Increased and collaborative efforts are urgently needed to close the housing, supports and inclusion gap for tens of thousands of adults with intellectual disabilities in Canada. Building on successful ventures to date, My Home My Community is designed to confront this challenge by driving innovation at a local-to-national scale in housing development and community supports. It does this through the following program framework and approach:
- Increase access to the mix of affordable housing and personal supports that adults need to live independently in the community with safety, security and inclusion.
- Scale-up leveraging of group home housing stock and capital to expand re-investment and re-purposing for inclusive affordable housing and needed supports.
- Grow social infrastructure of ‘safe and inclusive community networks’ to assure safety and facilitate social and economic inclusion of adults with intellectual disabilities.
- Develop policy solutions to incentivize family and private sector investment in affordable housing for people with intellectual disabilities, and bridge the housing and supports gap.
- Publicly-funded housing investments for people with intellectual disabilities should be directed to options that ensure affordability, adequacy and suitability while supporting independence and ensuring inclusion in the community.
- Person-directed planning services must be made available to assist individuals and families plan for housing and support needs in the community.
- Provision of personal assistance/supports to individuals with intellectual disabilities must be flexible – not attached to a particular housing unit – in order to maximize choice, opportunity and inclusion in community.
- Income transfers for housing and disability-related supports must enable individuals to direct housing choices and support options.
- Affordable housing is not enough – flexible supports and community connections for safety and inclusion are essential to make a home and good life possible for people with intellectual disabilities.
- Coordinated, community-based leadership is essential to transforming existing residential and service provision in ways that enable housing affordability, choice and opportunity for people with intellectual disabilities in safe, supportive and inclusive communities.
Program Drivers – Strategic Partnerships:
To achieve these objectives and guided by the operating principles above, My Home My Community strengthens and expands four local-to-national strategic, proactive and integrated partnerships:
To drive the transformation and development process it is essential to build the leadership and organizational capacity of: self-advocacy and family networks to better connect with individuals and aging families in their communities; volunteer boards directing community residential and support agencies; their executive leadership; and, their staff who provide direct supports to individuals and families. At the provincial-territorial level, these partnerships must also engage government departments responsible for housing and community services which have a stake in the group home housing stock owned by community agencies.
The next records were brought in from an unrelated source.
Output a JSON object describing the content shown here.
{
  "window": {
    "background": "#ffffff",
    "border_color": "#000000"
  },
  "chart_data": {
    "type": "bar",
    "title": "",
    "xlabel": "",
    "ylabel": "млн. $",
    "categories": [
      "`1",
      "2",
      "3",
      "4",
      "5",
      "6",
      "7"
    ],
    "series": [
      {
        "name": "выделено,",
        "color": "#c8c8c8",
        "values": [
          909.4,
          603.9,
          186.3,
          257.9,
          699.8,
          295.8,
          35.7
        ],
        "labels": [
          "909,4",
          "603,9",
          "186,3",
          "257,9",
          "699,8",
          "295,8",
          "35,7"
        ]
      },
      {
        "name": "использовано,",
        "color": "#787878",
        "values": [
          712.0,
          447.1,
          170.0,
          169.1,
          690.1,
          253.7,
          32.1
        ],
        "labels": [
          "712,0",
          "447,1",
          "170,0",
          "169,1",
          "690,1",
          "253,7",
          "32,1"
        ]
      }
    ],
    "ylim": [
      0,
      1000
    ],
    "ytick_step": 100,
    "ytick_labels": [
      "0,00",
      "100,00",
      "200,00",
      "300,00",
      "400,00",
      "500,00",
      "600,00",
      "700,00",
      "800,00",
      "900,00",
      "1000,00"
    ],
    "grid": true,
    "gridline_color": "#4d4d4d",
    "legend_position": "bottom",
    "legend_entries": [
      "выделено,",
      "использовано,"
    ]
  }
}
Inclusive Housing and Supports
Links are needed between community residential and support agencies, self-advocate and family leaders, financial institutions, housing developers and government partners to develop and deliver affordable housing, individualized planning services, and individualized, flexible personal supports in select communities. Pilot initiatives have forged these partnerships to invest in new housing development, leverage group home assets, and deliver individualized planning and support to individuals and families for a home of one’s own and supports in the community. These initiatives are assisting aging parents now supporting adult children at home and residential and support agencies to transition from inadequate housing/support arrangements and group home provision to independent living in the private sector and non-profit housing markets.
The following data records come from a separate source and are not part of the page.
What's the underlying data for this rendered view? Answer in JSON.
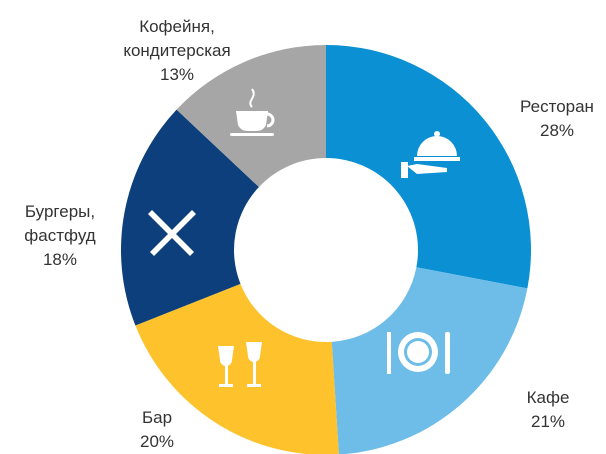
{
  "chart_data": {
    "type": "donut",
    "categories": [
      "Ресторан",
      "Кафе",
      "Бар",
      "Бургеры,\nфастфуд",
      "Кофейня,\nкондитерская"
    ],
    "values": [
      28,
      21,
      20,
      18,
      13
    ],
    "value_labels": [
      "28%",
      "21%",
      "20%",
      "18%",
      "13%"
    ],
    "colors": [
      "#0a90d3",
      "#6dbde8",
      "#fdc22c",
      "#0c3f7b",
      "#a6a6a6"
    ]
  }
}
Inclusive Cities and Communities
Municipal and community leaders and partners from diverse groups facing housing affordability issues, social exclusion, marginalization and victimization in their communities must partner to advance community inclusion and the social infrastructure to sustain it in cities and communities across Canada. Through partnership building, nurturing shared understanding across diverse groups and systematic auditing of community services, these partners are identifying service and support gaps that leave people vulnerable. Together, they are creating shared strategies to motivate welcoming and supportive communities for all.
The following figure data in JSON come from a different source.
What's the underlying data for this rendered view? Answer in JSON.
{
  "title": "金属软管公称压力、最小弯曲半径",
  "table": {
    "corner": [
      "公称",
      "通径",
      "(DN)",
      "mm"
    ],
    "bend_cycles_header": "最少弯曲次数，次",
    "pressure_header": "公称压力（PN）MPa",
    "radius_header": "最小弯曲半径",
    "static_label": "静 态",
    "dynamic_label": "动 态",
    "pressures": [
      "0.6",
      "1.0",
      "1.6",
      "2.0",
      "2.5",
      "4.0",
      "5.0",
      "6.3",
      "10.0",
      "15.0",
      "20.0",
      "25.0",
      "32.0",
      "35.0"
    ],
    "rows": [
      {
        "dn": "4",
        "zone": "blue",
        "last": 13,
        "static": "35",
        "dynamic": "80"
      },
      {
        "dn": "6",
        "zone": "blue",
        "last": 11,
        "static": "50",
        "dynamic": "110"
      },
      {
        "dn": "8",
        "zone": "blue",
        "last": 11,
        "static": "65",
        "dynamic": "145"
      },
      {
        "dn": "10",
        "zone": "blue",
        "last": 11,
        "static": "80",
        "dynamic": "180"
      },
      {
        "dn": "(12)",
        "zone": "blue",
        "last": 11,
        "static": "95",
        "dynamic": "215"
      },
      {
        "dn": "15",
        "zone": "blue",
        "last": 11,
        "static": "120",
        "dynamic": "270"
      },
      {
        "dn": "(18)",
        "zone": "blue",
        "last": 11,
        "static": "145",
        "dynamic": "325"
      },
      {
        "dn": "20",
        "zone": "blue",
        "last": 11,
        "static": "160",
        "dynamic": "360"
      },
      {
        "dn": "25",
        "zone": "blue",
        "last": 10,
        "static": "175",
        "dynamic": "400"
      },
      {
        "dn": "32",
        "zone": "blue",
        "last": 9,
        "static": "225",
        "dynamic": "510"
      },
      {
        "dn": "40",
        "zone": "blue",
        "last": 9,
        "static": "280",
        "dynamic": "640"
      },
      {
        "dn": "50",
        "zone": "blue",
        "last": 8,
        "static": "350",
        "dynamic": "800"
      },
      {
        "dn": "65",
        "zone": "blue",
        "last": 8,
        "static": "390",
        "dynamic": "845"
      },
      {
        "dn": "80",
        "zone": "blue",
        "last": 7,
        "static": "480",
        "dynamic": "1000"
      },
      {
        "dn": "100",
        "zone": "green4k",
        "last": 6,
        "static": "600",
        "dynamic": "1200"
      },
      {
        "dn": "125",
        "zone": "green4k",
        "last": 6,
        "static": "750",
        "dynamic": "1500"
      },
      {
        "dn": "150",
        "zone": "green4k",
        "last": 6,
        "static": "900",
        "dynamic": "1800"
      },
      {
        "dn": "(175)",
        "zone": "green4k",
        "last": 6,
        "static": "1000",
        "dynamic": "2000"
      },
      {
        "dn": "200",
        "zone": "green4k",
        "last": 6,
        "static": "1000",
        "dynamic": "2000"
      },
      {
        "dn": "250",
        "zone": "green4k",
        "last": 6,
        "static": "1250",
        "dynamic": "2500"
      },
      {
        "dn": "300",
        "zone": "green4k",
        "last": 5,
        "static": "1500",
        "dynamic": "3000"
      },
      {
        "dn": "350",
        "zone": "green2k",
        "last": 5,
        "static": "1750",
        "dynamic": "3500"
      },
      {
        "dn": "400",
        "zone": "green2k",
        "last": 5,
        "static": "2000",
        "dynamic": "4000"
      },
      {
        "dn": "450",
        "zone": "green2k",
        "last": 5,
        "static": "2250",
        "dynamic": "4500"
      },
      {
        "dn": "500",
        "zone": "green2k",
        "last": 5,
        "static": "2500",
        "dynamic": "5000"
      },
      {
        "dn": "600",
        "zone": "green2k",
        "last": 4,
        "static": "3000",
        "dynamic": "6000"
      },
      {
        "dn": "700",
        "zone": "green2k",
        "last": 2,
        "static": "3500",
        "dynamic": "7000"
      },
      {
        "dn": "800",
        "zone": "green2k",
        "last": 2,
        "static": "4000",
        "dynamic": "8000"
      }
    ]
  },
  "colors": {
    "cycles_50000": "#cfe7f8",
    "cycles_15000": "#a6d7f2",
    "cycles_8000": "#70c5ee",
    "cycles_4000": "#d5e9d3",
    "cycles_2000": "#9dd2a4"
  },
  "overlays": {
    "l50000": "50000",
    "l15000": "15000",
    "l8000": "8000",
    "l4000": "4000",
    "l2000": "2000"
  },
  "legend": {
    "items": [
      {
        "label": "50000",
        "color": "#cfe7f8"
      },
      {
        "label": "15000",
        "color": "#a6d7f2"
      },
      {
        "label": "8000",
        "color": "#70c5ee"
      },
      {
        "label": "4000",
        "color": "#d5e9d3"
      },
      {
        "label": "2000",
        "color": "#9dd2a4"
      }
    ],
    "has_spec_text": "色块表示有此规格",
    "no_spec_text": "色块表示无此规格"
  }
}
Policy researchers, thought leaders, and representatives from the financial sector, housing developers and the disability community work together to identify good practices and enabling policy options. These partnerships are exploring: ways to ‘take stock of housing stock’ owned by local associations; leveraging opportunities and strategies; tax policy options to increasing family and private sector partnership and investment in affordable housing; and impact of the regulatory environment like minimum down payment rules.
It is also critically important to design policy solutions to assist residential agencies ‘unbundle’ their housing stock and support services. Policy, processes and safeguards are needed to shift current investment in congregated, segregated housing units – so that history is not repeated and good intentions do not result yet again in more congregated, segregated arrangements.